Thursday, September 25, 2014

No Math! Deuteronomy 12

In Summary:
Briefly, Deuteronomy 12 presents the second helping of the laws of God related to public worship. The old pagan structures are to be destroyed, new worship is to be done in accordance with God’s commands.

Notice, especially, the statements about how: 1. You shall not act like this toward YHWH, your God; 2. God’s choice of worship—the place which YHWH will choose; 3. Tithes in 17-19, that were to be used for fellowship, rejoicing, and feeding the Levites.

In Focus:
I have one, clear focal point in this passage. Take a look at Deuteronomy 12:32. (For you Greek nerds, it’s 13:1 in the LXX, also in the BHS for you חֶברֶו types.)

Take a good look. Especially that last phrase: you shall not add to it or take away from it.
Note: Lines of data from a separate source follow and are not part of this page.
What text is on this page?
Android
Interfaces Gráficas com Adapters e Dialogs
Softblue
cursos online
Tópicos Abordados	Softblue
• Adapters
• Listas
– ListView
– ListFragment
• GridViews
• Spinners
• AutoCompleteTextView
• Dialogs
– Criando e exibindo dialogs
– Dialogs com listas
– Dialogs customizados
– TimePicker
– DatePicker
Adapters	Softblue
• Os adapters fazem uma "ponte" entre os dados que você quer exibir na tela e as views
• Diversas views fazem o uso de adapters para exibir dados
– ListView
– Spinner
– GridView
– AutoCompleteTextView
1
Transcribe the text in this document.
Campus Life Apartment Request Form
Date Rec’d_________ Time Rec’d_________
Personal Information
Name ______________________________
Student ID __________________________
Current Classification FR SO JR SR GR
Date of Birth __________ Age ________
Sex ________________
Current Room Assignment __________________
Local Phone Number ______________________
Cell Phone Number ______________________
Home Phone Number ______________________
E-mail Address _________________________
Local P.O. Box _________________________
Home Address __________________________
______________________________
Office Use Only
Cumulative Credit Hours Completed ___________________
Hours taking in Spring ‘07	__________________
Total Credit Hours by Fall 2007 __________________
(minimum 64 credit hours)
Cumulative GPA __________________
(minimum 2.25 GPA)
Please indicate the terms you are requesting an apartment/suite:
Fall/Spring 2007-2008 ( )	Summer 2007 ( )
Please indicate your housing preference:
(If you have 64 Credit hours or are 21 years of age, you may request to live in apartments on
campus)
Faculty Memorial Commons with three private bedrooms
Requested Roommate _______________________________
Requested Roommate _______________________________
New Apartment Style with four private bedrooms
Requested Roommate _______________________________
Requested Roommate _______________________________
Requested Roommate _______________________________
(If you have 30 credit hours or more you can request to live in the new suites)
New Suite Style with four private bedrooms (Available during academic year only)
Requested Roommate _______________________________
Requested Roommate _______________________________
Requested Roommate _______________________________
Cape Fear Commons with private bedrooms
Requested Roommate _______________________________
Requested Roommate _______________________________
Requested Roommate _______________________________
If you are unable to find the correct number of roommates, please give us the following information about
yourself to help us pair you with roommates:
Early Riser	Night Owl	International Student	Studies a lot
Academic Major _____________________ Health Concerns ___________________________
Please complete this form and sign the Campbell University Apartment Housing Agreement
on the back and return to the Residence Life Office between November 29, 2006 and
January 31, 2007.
God is abundantly clear that His commands are to be followed, and even more clear that they are not to be added to by people.
In Practice:
What matters in practice of this?

In summary, legalism. In all sorts of forms, legalism keeps cropping up. It is the Hydra of Christian practice, that when you cut off one head, two more take its place. Cut it off, here and now, and singe it with the fire of the Spirit.

How does Legalism keep springing back? Take a current, massively destructive debate in Christianity about education. Here’s legalism at work in three easy statements:

A. Those who do not homeschool their children are handing them over to Satan and dooming them to destruction.

B. Those who do not send their children to government/public schools are abandoning their communities and dooming all the lost of their community to destruction.

C. Those who do not send their children to private schools are dooming their children to lousy education, lousy social skills, and destruction of their spiritual well-being.

All of those statements are legalistic. They do not take into account the freedom in the Spirit to make wise, discerning choices about parenting and education.

Have another issue we are constantly lobbing rocks about, that of family responsibilities. Here are three statements on it:

A. Women who work outside the home abandon their God-given responsibilities to the home, and it should never happen.

B. Women who never work outside the home are trapped, and often deluded into thinking they are not trapped, by men whose only purpose is control.

C. Men whose wives work outside the home are less than real men.

Again, we are not allowing people the freedom to make their own decisions based on their understanding of the Word of God.

And God’s Word is not as crystal-clear on these matters as advocates on any side would like you to think it is.

This violates the principle stated here, to not add to the Lord’s commands. Yet sometimes we are so obsessed with what we think His commands are that we keep piling on to them, and then we extend them to everyone else. For example, Ann and I are convinced that in our situation, the wise choice is to homeschool. I will not detail all the reasons here, but we feel that we are being obedient to God’s commands in doing so. However, we know others who utilize both public and private options for education. And they are being just as obedient as we are.

Likewise, Ann works for an outside company but she works from home. I am not unmanned by this nor is she abandoning anything by working. She would not be abandoning us if she went to a local Internet cafe to work. There just are no local cafes.

Other families make other choices, and we are in no position to condemn their choices. Especially without knowing them! Now, if you came to me as your pastor and detailed a laundry list of family, work, and school issues, I would heartily recommend you make different choices. I have no fear of that. But I will not issue a blanket statement about any of these because I see that Scripture does not permit making any of those options the absolute Word of God. Why?

God did not make it the Word of God. I am not in a position to correct His choices.

The extension on this: if you are hearing from a preacher, teacher, or so-called ministry that insists that the Word of God must extend to include their view, their vision, to the exclusion of all others—that person is wrong. Based on Scripture. (Now, this caveat should not be necessary, but obviously some things are out-of-bounds and it’s not legalistic to say so—there are practices of pagans to be eschewed, just as the Israelites were told.)

Get out from teaching like that. Find help, find support, and get away.

Because the Law of God is very clear that there is no more math: no addition, no subtraction. He has spoken, and we act on it.


In Nerdiness: I’ve got nothing nerdy to add. It is plain here, and there is no wiggle room. Want to get nerdy? Wrestle with why the original languages have 12:32 as 13:1…or why English has 13:1 as 12:32, whichever you’d like.